Sanrio then began selling handbags and other items marketed to adult women in the ’90s, further expanding its base, according to the Independent. By the end of the decade, Hello Kitty was the country’s top-grossing character.
University of Hawaii Anthropology Professor and Hello Kitty expert Christine Yano said Hello Kitty had an immediate impact on Asian Americans when the character was launched in the U.S.
“When Hello Kitty arrived in the U.S. in the mid-1970s, it was a commodity mainly in Asian enclaves: Chinatowns, Japantowns, etc.,” Yano told the LA Times. “In talking to Japanese Americans who grew up in the 1970s, they say, ‘That figure means so much to us because she was ours.’ It’s something they saw as an identity marker.”
According to Yano, Sanrio eventually penetrated American popular culture after celebrities such as Mariah Carey and Cameron Diaz began associating themselves with the character.
“It went from an Asian-American niche market to a much broader market, so that by the 90s Hello Kitty was fairly widespread and distributed to department stores,” Yano told The New Economy.
Hello Kitty’s skyrocketing popularity resulted in officially licensed cartoons, books and video games about the character.
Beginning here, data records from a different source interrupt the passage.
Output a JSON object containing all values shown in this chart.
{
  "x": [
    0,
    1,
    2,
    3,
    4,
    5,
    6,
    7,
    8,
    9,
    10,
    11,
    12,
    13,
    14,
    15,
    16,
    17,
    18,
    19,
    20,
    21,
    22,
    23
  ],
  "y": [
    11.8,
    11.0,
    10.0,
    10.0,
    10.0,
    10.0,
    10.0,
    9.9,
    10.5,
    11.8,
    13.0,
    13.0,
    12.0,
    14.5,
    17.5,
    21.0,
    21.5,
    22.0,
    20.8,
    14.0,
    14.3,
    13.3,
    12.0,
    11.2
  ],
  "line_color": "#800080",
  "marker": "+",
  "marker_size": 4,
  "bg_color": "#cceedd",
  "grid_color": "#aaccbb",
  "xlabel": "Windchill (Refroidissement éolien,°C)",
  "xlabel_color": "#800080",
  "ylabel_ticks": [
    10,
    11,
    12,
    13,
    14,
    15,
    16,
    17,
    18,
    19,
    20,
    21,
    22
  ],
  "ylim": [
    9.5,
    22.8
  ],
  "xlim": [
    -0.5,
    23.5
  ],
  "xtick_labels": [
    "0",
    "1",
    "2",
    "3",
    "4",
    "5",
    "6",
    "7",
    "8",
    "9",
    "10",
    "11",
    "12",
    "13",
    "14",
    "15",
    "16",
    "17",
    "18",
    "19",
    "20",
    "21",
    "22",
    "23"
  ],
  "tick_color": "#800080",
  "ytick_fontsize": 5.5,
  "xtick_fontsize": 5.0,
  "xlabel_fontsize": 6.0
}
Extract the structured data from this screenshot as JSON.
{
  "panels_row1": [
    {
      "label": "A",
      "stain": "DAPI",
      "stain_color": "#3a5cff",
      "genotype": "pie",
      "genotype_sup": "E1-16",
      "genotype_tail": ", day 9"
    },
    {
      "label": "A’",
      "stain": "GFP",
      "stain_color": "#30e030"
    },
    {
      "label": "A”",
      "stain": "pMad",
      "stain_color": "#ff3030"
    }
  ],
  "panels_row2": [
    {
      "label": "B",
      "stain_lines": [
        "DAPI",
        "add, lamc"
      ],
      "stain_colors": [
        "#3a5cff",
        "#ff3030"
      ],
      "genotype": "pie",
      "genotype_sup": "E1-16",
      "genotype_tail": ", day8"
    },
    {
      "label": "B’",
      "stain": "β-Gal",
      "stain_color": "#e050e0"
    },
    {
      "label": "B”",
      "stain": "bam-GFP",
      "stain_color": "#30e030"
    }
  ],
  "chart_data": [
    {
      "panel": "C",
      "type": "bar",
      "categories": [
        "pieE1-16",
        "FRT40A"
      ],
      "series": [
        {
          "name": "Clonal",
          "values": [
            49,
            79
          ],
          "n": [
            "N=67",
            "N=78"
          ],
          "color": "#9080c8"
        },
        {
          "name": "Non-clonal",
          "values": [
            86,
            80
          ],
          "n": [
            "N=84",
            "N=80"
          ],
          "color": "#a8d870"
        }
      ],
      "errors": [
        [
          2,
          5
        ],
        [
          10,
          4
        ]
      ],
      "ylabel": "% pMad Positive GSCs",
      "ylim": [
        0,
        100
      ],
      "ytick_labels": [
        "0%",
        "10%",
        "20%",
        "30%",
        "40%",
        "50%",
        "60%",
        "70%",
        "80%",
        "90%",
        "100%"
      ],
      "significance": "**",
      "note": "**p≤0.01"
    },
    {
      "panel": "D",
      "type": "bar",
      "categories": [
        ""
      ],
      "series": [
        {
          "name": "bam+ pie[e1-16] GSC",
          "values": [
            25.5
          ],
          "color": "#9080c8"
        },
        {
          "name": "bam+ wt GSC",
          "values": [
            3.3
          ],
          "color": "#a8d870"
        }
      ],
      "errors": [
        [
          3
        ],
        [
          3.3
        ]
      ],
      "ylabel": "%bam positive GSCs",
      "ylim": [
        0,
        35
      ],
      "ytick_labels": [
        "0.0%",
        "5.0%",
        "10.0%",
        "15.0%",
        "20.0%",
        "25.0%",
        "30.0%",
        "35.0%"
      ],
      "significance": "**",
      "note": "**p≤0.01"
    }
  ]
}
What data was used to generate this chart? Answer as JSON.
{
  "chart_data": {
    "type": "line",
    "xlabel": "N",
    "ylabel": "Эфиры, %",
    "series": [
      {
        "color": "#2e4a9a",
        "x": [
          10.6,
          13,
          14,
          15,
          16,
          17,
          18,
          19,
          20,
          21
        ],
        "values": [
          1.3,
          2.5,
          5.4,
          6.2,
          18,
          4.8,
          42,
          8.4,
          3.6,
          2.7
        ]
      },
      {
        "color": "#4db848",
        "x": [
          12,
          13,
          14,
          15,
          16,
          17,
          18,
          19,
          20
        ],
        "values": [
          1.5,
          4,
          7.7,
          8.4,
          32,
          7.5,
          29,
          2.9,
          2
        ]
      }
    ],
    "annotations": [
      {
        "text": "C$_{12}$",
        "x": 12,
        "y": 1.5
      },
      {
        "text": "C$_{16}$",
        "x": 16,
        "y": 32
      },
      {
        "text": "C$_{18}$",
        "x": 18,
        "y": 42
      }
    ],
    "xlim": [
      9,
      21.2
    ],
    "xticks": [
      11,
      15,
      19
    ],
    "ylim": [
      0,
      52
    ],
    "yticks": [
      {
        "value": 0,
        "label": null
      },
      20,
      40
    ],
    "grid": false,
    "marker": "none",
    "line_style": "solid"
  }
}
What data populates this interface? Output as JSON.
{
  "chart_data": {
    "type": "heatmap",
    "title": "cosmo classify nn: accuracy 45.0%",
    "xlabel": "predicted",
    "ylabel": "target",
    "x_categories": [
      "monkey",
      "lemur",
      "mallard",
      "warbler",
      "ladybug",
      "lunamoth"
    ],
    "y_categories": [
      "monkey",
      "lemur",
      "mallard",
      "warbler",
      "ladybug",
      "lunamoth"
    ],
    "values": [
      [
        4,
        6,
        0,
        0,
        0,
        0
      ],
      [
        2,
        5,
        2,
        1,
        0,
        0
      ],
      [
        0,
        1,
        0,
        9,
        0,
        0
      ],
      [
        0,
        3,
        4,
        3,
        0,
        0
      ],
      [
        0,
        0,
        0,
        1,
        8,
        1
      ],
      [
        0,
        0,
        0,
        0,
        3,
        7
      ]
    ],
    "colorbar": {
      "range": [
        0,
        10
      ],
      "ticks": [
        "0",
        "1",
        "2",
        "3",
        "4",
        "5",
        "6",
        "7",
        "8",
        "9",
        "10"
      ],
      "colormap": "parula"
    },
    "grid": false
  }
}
Kitty also became the star attraction in theme parks Sanrio established in Japan in the early ‘90s.
The lasting appeal of the character’s simple yet adorable aesthetic has continued to help Sanrio earn billions of dollars in revenue.
Yano, who wrote the academic paper “Pink Globalization: Hello Kitty’s Trek across the Pacific,” shared in an earlier interview with The Harvard Gazette that Hello Kitty’s success can be attributed to its “very clever, aesthetically pleasing design, which a lot can be read into.”
Today, Hello Kitty’s likeness can be seen on thousands of products, ranging from mass market items like toys and plushies to high-end collectible products such as jewelry and household appliances. Last year alone, Sanrio is estimated to have made $273.5 million in global earnings.
At the young age of 47 years old, there seems to be no sign of slowing down for this 5-apple-tall girl from London.